I was torn the other day in my position as a small shareholder in British American Tobacco (BAT) and as the custodian of my elderly mother’s small fortune.
I was in a retail establishment, which must stay nameless, where I spied a rather crudely designed box of cigarettes selling for R10 for a box of twenties. That’s a big difference in price compared to my mother’s favourite puffs — which range from Kent to Pall Mall — that cost roughly four times that. This “price discovery” comes after, in a moment of morbid inquisitiveness, I did a rough calculation of what my mother’s long-held smoking habit had cost over five years. The number was alarmingly large and equal, I worked out, to about 165 BAT shares.
The R10 packs, and that’s presuming the cigarettes are even smokable, would save about 75% of the current puff purchase cost. But — aside from helping the illicit tobacco trade — I would be stubbing, in some small way, my BAT holding. That said, I did hear in BAT chairman Luc Jobin’s AGM speech last week a reference to the perennial question: “Why don’t you just stop selling cigarettes?”
Of course, BAT has already made the hard yards in moving beyond cigarettes — or as the group euphemistically calls them, “combustibles” — covering vaping (Vuse), tobacco heating (glo) and modern oral (Velo). The general feeling is that BAT is still lagging its main rival Philip Morris in pitching healthier alternatives to the much-maligned cigarette — though BAT has started showing good traction in terms of market shares and shifting towards profitability in these new categories.

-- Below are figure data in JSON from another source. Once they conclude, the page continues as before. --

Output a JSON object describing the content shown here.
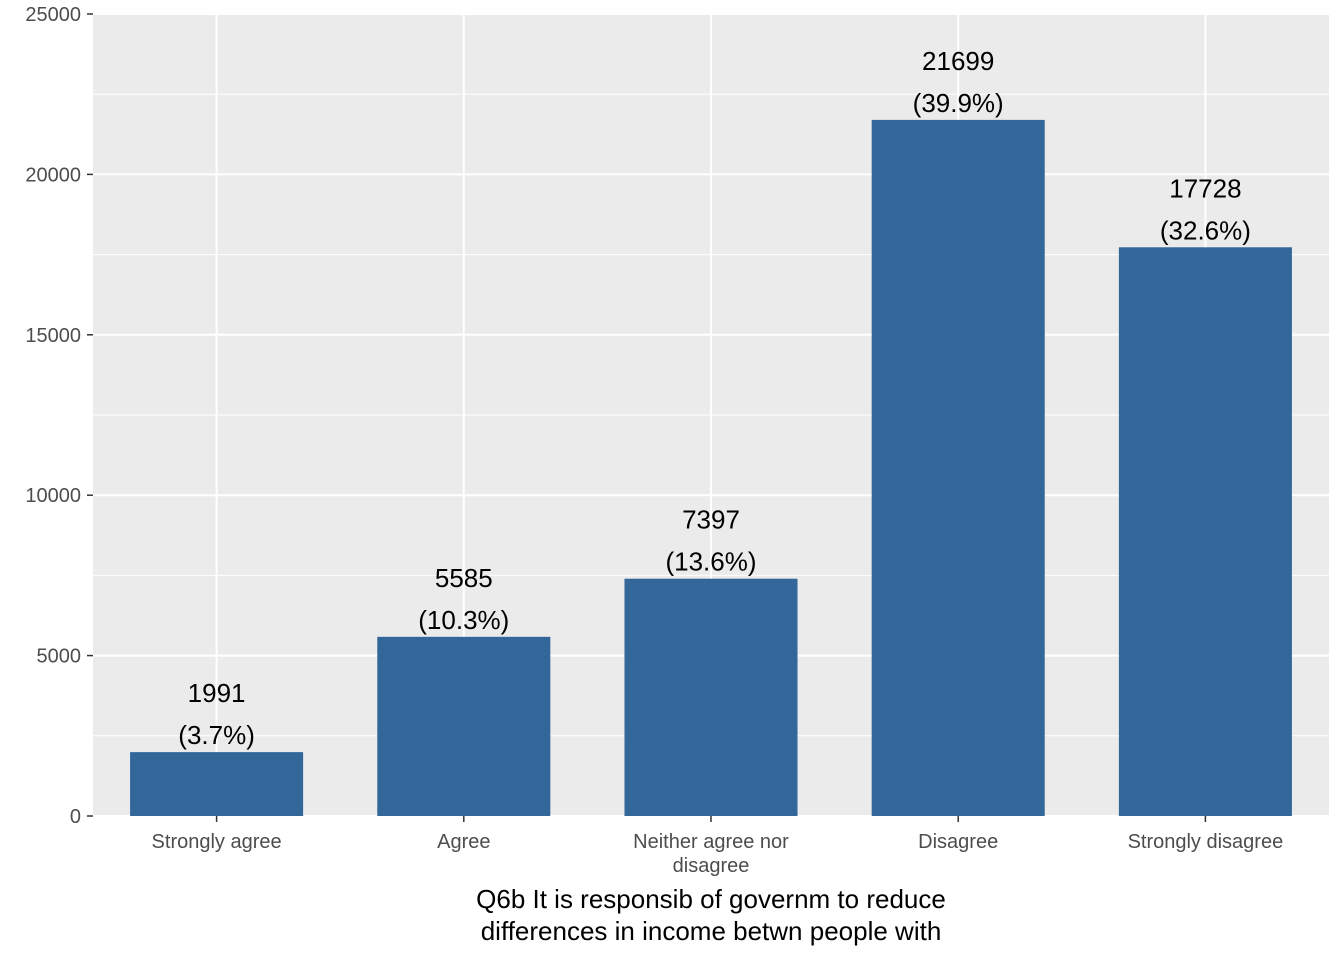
{
  "chart_data": {
    "type": "bar",
    "categories": [
      "Strongly agree",
      "Agree",
      "Neither agree nor disagree",
      "Disagree",
      "Strongly disagree"
    ],
    "category_lines": [
      [
        "Strongly agree"
      ],
      [
        "Agree"
      ],
      [
        "Neither agree nor",
        "disagree"
      ],
      [
        "Disagree"
      ],
      [
        "Strongly disagree"
      ]
    ],
    "values": [
      1991,
      5585,
      7397,
      21699,
      17728
    ],
    "value_labels": [
      "1991",
      "5585",
      "7397",
      "21699",
      "17728"
    ],
    "percent_labels": [
      "(3.7%)",
      "(10.3%)",
      "(13.6%)",
      "(39.9%)",
      "(32.6%)"
    ],
    "title": "",
    "xlabel_lines": [
      "Q6b It is responsib of governm to reduce",
      "differences in income betwn people with"
    ],
    "ylabel": "",
    "ylim": [
      0,
      25000
    ],
    "yticks": [
      0,
      5000,
      10000,
      15000,
      20000,
      25000
    ],
    "ytick_labels": [
      "0",
      "5000",
      "10000",
      "15000",
      "20000",
      "25000"
    ],
    "grid": true,
    "legend": "none",
    "colors": {
      "bar": "#336699",
      "panel": "#ebebeb",
      "grid": "#ffffff",
      "tick": "#333333"
    }
  }
}
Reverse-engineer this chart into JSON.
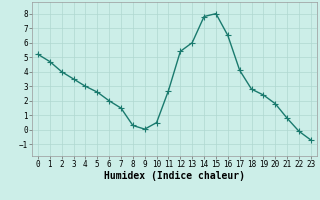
{
  "x": [
    0,
    1,
    2,
    3,
    4,
    5,
    6,
    7,
    8,
    9,
    10,
    11,
    12,
    13,
    14,
    15,
    16,
    17,
    18,
    19,
    20,
    21,
    22,
    23
  ],
  "y": [
    5.2,
    4.7,
    4.0,
    3.5,
    3.0,
    2.6,
    2.0,
    1.5,
    0.3,
    0.05,
    0.5,
    2.7,
    5.4,
    6.0,
    7.8,
    8.0,
    6.5,
    4.1,
    2.8,
    2.4,
    1.8,
    0.8,
    -0.1,
    -0.7
  ],
  "line_color": "#1a7a6e",
  "marker": "+",
  "marker_size": 4,
  "bg_color": "#cceee8",
  "grid_color": "#b0d8d0",
  "xlabel": "Humidex (Indice chaleur)",
  "xlabel_fontsize": 7,
  "xlim": [
    -0.5,
    23.5
  ],
  "ylim": [
    -1.8,
    8.8
  ],
  "yticks": [
    -1,
    0,
    1,
    2,
    3,
    4,
    5,
    6,
    7,
    8
  ],
  "xticks": [
    0,
    1,
    2,
    3,
    4,
    5,
    6,
    7,
    8,
    9,
    10,
    11,
    12,
    13,
    14,
    15,
    16,
    17,
    18,
    19,
    20,
    21,
    22,
    23
  ],
  "tick_fontsize": 5.5,
  "linewidth": 1.0,
  "markeredgewidth": 0.8
}
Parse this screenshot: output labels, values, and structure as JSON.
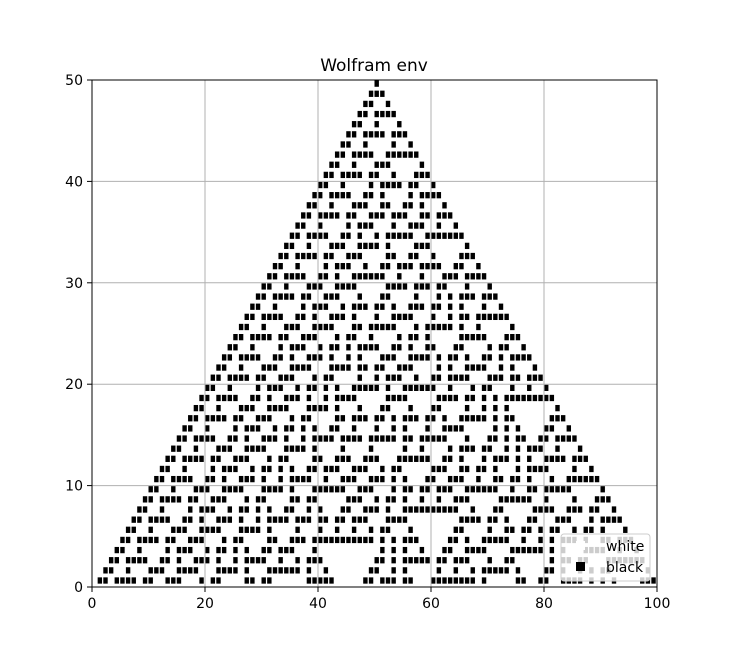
{
  "chart_data": {
    "type": "heatmap",
    "title": "Wolfram env",
    "xlabel": "",
    "ylabel": "",
    "xlim": [
      0,
      100
    ],
    "ylim": [
      0,
      50
    ],
    "x_ticks": [
      "0",
      "20",
      "40",
      "60",
      "80",
      "100"
    ],
    "y_ticks": [
      "0",
      "10",
      "20",
      "30",
      "40",
      "50"
    ],
    "x_tick_values": [
      0,
      20,
      40,
      60,
      80,
      100
    ],
    "y_tick_values": [
      0,
      10,
      20,
      30,
      40,
      50
    ],
    "grid": true,
    "legend": {
      "placement": "bottom-right",
      "entries": [
        {
          "label": "white",
          "color": "#ffffff"
        },
        {
          "label": "black",
          "color": "#000000"
        }
      ]
    },
    "cellular_automaton": {
      "rule": 30,
      "width": 100,
      "steps": 50,
      "initial_active_cell": 50
    },
    "colors": {
      "on": "#000000",
      "off": "#ffffff",
      "grid": "#b0b0b0"
    }
  }
}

When I bought my mother a Vape, she tried it once and flung it dismissively across the room. Others, though, seem to make the shift quite easily. BAT generated more than £2bn in new category revenues in the past financial year, and I have not seen any official missive contradicting the claim that the group is still on track to meet a 2025 target of £5bn in new category revenues. As things stand, noncombustible products now account for 12% of BAT’s total revenue — markedly up from just 4% only five years ago. More specifically, in certain key markets, such as Japan, the UK and Sweden, most of BAT’s revenue is generated from noncombustible products. The longer-term overall target remains 50-million new category brand consumers by 2030, which sounds quite reasonable, with BAT’s consumer base for noncombustible products already in excess of 18-million.
Make no mistake, BAT will still need to push hard, with competition sharpening and new innovations always likely
Make no mistake, BAT will still need to push hard with competition sharpening and new innovations always likely. One thing in BAT’s favour is that the balance sheet — a little stretched after the RJ Reynolds acquisition — is looking more robust. BAT has pencilled in cumulative free cashflow of about £40bn (pre-dividends) over the next five years. That should provide some comfort to shareholders who might be fretting about it growing its quarterly dividends, buying back its own shares and signalling a willingness to make bolt-on acquisitions. Of course, events in Russia and Ukraine have dampened forecasts slightly, with BAT expecting full-year constant currency revenue growth of 2%-4% and mid-single-figure constant currency earnings growth. That’s solid stuff, and perhaps a suitable antidote for those punters determined to mess around in the volatility of Naspers and Prosus.
A little less reassuring, however, is a reverse listing deal being concocted at Mantengu Mining (previously Mine Restoration Investments). Mantengu is suspended on the JSE, but is looking to buy chrome ore miner Langpan for R550m in a related party paper deal that proposes issuing 137.5-billion new shares in settlement.
This is a huge deal for Mantengu, which had a market value of just R25m when it was suspended. According to the latest announcement Langpan has a mineral reserve of 2.17Mt of chrome (including platinum group metals) with a valuation of R851m. That, of course, needs to be taken out of the ground. More significant then might be the fact that the audited net asset value of Langpan for the year ended February 28 2021 was R37.4m, and that a loss of R4.4m was recorded over the same period. Mantengu’s figures show an NAV of just under R36m for the six months ended August 2021, and a loss of R6m.
Let’s see what the market thinks of the R550m price tag when Mantengu’s listing resumes.